Os pesquisadores resolveram então testar, em camundongos, o uso de antagonistas de serotonina como uma estratégia de tratamento. “O uso de ketanserina, uma droga bem conhecida e bloqueadora dos receptores 2 de serotonina, se mostrou muito efetiva nos experimentos. Foi capaz de bloquear nos animais a hipoglicemia induzida por serotonina e promover a redução da secreção de insulina e de GLP-1. Trata-se, portanto, de um resultado promissor, que indica um potencial alvo terapêutico para indivíduos com hipoglicemia pós-bariátrica”, avalia.
Com os resultados, o grupo coordenado por Mary-Elizabeth Patti, professora da Harvard Medical School e investigadora sênior da Joslin Diabetes Center, pretende realizar novos estudos clínicos para comprovar a eficácia desse possível tratamento em indivíduos que sofrem de hipoglicemia pós-prandial.
Embora tenham demonstrado que a serotonina é um possível responsável por desencadear todo o processo de hipoglicemia em indivíduos que realizaram cirurgia bariátrica, os pesquisadores ainda não sabem o que causa essa diferença no padrão do hormônio.
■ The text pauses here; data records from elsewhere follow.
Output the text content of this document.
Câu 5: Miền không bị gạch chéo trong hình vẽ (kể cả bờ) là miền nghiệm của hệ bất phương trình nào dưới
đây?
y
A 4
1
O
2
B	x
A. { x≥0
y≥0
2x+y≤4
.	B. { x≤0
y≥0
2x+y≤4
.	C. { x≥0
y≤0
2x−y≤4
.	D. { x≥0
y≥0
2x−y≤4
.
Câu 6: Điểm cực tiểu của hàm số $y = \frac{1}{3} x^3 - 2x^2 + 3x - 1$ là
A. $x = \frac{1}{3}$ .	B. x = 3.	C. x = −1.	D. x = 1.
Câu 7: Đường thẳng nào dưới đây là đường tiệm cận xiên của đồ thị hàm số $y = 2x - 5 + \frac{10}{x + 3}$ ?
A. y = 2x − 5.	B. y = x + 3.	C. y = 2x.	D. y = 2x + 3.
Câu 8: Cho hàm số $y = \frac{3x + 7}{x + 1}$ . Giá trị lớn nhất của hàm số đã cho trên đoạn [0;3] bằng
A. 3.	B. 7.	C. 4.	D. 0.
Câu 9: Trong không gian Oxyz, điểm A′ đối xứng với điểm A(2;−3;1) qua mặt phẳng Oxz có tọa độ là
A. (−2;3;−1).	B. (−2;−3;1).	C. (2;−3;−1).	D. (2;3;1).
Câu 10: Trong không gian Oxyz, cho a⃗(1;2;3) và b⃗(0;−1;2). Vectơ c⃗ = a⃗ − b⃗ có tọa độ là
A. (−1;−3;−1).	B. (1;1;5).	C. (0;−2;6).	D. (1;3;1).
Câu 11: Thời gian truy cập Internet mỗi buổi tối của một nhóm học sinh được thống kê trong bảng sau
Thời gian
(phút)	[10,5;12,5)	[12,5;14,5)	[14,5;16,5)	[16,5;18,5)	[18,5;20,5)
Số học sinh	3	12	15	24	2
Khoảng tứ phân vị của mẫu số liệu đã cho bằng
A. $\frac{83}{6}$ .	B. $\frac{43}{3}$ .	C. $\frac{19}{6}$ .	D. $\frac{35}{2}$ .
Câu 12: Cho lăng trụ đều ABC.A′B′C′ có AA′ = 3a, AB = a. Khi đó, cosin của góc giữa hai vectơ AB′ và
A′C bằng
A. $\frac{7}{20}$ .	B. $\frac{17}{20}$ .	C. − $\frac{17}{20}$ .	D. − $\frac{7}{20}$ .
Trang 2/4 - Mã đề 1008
“Essa é uma das limitações reconhecidas do estudo, pois não tivemos acesso a biópsias do intestino desses indivíduos para avaliar a quantidade e a atividade das células produtoras de serotonina. No entanto, uma das hipóteses que levantamos é que a hipoglicemia possa estar associada a alguma alteração na microbiota, ácidos biliares ou outros fatores no intestino – órgão que produz 90% da serotonina do organismo. Estudos futuros, que serão realizados no laboratório da professora Patti, poderão responder a essa incógnita”, diz Ferraz-Bannitz.
O artigo Postprandial metabolomics analysis reveals disordered serotonin metabolism in post-bariatric hypoglycemia pode ser lido em: www.jci.org/articles/view/180157.